Bild: Irina Solovei

Räumliche Struktur transkribierter Gene in Säugerzellen

Sie befinden sich hier:

Antragsteller

Dr. Irina Solovei, Ph.D.
Ludwig-Maximilians-Universität München (LMU)
Department Biologie II
Arbeitsgruppe Humanbiologie und Bioimaging

Web:
bioimaging.bio.lmu.de
sfb1064.med.uni-muenchen.de 

Zusammenfassung

Unser Verständnis molekularer Mechanismen der Transkriptionsaktivierung und  regulation einschließlich co- und posttranskriptioneller Vorgänge wächst beständig. Ein ebenso wichtiger und gut beschriebener Faktor der Transkriptionsregulation ist die globale Anordnung des Chromatins im Zellkern mit der räumlichen Trennung von Eu- und Heterochromatin. Über die Zwischenebene transkriptioneller Organisation – die räumliche Struktur einzelner aktiv transkribierter Gene – ist jedoch überraschend wenig bekannt.
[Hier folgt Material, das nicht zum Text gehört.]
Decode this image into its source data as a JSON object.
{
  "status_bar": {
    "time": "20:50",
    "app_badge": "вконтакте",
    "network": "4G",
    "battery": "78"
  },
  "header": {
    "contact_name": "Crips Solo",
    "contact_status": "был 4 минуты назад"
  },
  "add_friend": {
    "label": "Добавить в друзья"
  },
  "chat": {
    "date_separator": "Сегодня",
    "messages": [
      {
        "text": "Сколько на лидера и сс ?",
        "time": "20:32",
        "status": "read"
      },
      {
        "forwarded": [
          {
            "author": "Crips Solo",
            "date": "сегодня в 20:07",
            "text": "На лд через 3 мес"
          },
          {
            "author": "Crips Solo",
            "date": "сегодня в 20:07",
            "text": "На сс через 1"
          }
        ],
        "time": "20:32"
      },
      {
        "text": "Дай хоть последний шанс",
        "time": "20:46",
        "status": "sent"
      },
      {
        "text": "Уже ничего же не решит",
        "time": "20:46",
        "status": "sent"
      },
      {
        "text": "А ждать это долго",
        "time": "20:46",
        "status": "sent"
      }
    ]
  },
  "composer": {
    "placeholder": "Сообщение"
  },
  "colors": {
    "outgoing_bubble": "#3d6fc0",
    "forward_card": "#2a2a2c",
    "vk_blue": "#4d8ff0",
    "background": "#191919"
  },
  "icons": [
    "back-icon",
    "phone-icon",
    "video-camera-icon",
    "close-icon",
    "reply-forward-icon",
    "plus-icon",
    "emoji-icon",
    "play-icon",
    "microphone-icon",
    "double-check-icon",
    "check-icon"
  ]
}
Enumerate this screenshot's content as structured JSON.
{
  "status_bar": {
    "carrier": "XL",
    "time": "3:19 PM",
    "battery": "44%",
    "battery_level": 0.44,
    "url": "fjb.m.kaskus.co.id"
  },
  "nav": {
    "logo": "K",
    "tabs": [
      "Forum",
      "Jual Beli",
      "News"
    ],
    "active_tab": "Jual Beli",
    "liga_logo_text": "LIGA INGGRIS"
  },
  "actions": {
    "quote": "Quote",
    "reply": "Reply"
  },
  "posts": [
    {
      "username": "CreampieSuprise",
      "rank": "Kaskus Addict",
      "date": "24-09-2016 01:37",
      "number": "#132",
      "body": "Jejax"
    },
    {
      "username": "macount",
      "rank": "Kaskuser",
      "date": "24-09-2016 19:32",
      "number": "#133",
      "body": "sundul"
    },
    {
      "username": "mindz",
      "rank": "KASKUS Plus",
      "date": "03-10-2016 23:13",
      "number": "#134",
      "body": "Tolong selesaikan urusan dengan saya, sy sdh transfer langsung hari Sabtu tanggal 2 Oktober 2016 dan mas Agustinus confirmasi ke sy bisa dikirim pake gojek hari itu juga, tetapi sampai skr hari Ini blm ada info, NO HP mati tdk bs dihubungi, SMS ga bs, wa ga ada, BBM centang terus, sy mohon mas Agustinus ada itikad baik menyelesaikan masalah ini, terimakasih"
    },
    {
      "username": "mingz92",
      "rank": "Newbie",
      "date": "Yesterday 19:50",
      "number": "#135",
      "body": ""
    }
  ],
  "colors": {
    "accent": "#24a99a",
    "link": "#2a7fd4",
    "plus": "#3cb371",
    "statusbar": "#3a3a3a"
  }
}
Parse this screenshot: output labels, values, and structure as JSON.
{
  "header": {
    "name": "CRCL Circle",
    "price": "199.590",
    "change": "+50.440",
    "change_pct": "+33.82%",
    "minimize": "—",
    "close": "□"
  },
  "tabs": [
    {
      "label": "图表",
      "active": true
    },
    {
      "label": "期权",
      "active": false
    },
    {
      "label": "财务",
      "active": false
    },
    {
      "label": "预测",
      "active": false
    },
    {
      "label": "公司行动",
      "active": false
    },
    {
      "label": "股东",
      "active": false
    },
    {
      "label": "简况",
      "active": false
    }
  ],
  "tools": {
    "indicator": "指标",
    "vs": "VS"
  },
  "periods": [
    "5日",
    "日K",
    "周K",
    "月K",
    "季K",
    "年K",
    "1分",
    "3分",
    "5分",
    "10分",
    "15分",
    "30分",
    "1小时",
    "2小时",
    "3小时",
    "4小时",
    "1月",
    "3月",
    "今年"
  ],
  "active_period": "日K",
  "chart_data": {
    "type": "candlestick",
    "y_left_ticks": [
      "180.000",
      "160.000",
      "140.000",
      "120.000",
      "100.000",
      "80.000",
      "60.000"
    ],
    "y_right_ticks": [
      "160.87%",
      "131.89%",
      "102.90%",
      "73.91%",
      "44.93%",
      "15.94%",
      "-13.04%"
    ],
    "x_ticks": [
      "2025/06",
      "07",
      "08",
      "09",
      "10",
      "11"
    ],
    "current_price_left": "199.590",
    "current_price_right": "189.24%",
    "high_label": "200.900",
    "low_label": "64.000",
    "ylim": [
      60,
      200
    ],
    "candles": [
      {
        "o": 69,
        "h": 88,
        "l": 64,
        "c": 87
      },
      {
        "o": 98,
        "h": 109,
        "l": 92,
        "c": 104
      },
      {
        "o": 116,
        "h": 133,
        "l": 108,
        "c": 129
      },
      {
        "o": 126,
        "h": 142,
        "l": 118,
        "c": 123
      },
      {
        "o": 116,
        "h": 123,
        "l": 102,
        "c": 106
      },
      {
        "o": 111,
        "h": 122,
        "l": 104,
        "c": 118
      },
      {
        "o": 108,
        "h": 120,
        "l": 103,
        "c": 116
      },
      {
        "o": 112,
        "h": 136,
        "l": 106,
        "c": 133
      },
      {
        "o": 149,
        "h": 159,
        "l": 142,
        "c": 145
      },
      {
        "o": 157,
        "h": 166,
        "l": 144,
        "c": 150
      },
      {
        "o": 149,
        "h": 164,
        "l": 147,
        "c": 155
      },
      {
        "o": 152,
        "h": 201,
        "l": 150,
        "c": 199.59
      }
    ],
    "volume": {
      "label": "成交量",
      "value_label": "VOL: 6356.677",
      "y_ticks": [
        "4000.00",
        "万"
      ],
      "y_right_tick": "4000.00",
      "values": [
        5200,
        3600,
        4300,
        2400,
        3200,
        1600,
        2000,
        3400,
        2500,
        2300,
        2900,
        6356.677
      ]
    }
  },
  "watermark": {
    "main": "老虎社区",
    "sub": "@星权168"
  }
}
Dieser Antrag beschreibt das kürzlich von mir entdeckte Phänomen so genannter Transcription Loops (TLs), von stark exprimierten und dekondensierten Genen gebildete Strukturen, an denen sich RNA Polymerase II Komplexe entlang bewegen. Dieses Phänomen wurde für zwei lange Gene beobachtet: Thyroglobulin (Tg) in Thyrocyten, und Titin (Ttn) in Myocyten. TLs führen zur dynamischen Veränderung benachbarter Loci, indem sie die an das betreffende Gen angrenzenden chromosomalen Bereiche räumlich trennen, den Aufbau des jeweiligen Chromosomenterritoriums verändern und aufgrund ihrer intrinsischen Biegesteifheit in das Kernplasma hineinragen. Vermutlich wird diese Biegesteifheit dadurch hervorgerufen, dass das Gen dicht mit einer Vielzahl aktiver Polymerasen sowie voluminösen neu gebildeten RNPs besetzt ist. Diese vorläufigen Ergebnisse lassen vermuten, dass die Bildung von TLs ein universelles Prinzip eukaryotischer Genexpression ist, welches aufgrund fehlender lichtmikroskopischer Auflösung und/oder niedriger Expressionsrate untersuchter Gene nicht beschrieben wurde. 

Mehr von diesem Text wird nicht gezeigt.